Right-wing propaganda blog page OpIndia caught spreading fake news even after Rajasthan Police’s clarification


Right-wing propaganda blog page OpIndia is known for peddling fake news. Not so long ago, the website had faced embarrassment after the Mumbai Police gave a public dressing down to a Rajasthan IAS officer, Sanjay Dixit, for posting the OpIndia link on Twitter. Dixit had to delete his tweet based on a fake story, published by the right-wing blog page.


The website is back in the news after it has once again been found to be spreading fake news. This time, OpIndia resorted to spreading fake news despite the Rajasthan Police’s calling out of a Twitter user for mischievously using a six-month-old video from Ranchi with a misleading caption that claimed Muslims were beating up people in Rajasthan after the Congress’ electoral victory.

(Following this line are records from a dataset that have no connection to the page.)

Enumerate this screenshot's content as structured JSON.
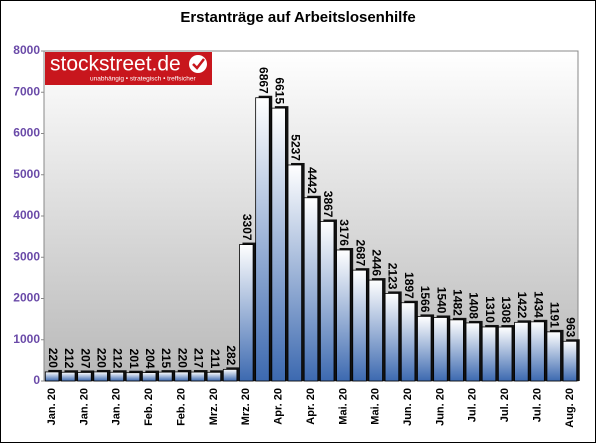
{
  "chart_data": {
    "type": "bar",
    "title": "Erstanträge auf Arbeitslosenhilfe",
    "logo": {
      "name": "stockstreet.de",
      "tagline": "unabhängig • strategisch • treffsicher"
    },
    "categories": [
      "Jan. 20",
      null,
      "Jan. 20",
      null,
      "Jan. 20",
      null,
      "Feb. 20",
      null,
      "Feb. 20",
      null,
      "Mrz. 20",
      null,
      "Mrz. 20",
      null,
      "Apr. 20",
      null,
      "Apr. 20",
      null,
      "Mai. 20",
      null,
      "Mai. 20",
      null,
      "Jun. 20",
      null,
      "Jun. 20",
      null,
      "Jul. 20",
      null,
      "Jul. 20",
      null,
      "Jul. 20",
      null,
      "Aug. 20"
    ],
    "values": [
      220,
      212,
      207,
      220,
      212,
      201,
      204,
      215,
      220,
      217,
      211,
      282,
      3307,
      6867,
      6615,
      5237,
      4442,
      3867,
      3176,
      2687,
      2446,
      2123,
      1897,
      1566,
      1540,
      1482,
      1408,
      1310,
      1308,
      1422,
      1434,
      1191,
      963
    ],
    "color": "#4a76b8",
    "ylim": [
      0,
      8000
    ],
    "yticks": [
      0,
      1000,
      2000,
      3000,
      4000,
      5000,
      6000,
      7000,
      8000
    ],
    "grid": false
  }
}
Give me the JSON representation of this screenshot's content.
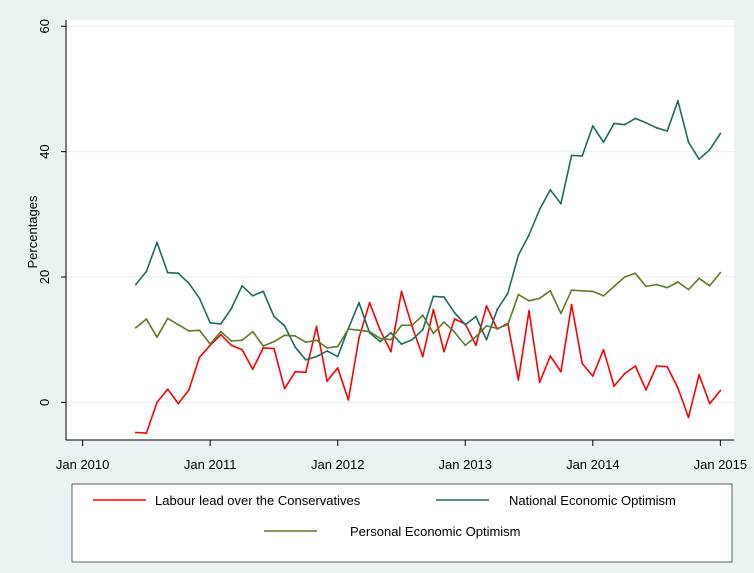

On 16 December, the official Twitter handle of the Rajasthan Police had warned a Twitter user @Ashok6510 for spreading a fake video. The tweet by the Rajasthan Police had said, “Hellow @Ashok6510, Rajasthan Police is watching you. This is an old video and from Ranchi in Jharkhand. You must immediately delete the video, or else the case will be handed over to the Cyber Unit. Do not spread such rumours in future.”

The user was quick to delete the fake video. But OpIndia wrote a blog, defending the user’s claims. The headline of its blog read, “Rajasthan Police ends up declaring a true incident as ‘fake news’ on Twitter.”

Fact checking website BoomLive conclusively established that the video shared by user @Ashok6510 was indeed fake and had no connection with Rajasthan, as claimed by him. BoomLive also spoke to senior police officials in Jharkhand to prove that the video was of an incident that took place in June in Ranchi after protests broke out during a motorcycle rally organised by the Bharatiya Janata Yuva Morcha, youth wing of the BJP. Sujata Kumari Veenapani, Superitendent of Police, Ranchi city told the website, “There were clashes between two groups about a motorcycle rally being organised in the city. On the day of the rally, a police officer from the Lower Bazaar police station who was passing by was caught in the protests and beaten up by the crowd. We had also registered an FIR in the case,” Veenapani said.

Left red-faced, OpIndia later issued a clarification in its blog as it said, “UPDATE: The Twitter user who had deleted his tweet appeared to have attached a wrong video, however, the screenshot used by Rajasthan police in their warning did not include thumbnail of the video, in absence of which, a real incident (as seen in the text part of the screenshot used by Rajasthan police) was being tagged as ‘fake news’ by Rajasthan police and believed so by many users.”

But, despite its ‘update,’ the right-wing blog page has not changed it headline. Because, its school of journalism appears to think that genuine images or visuals shared with a false or incorrect context doesn’t qualify to be a fake news.

The BBC had recently singled out OpIndia as one of the sources that peddled fake news in the past.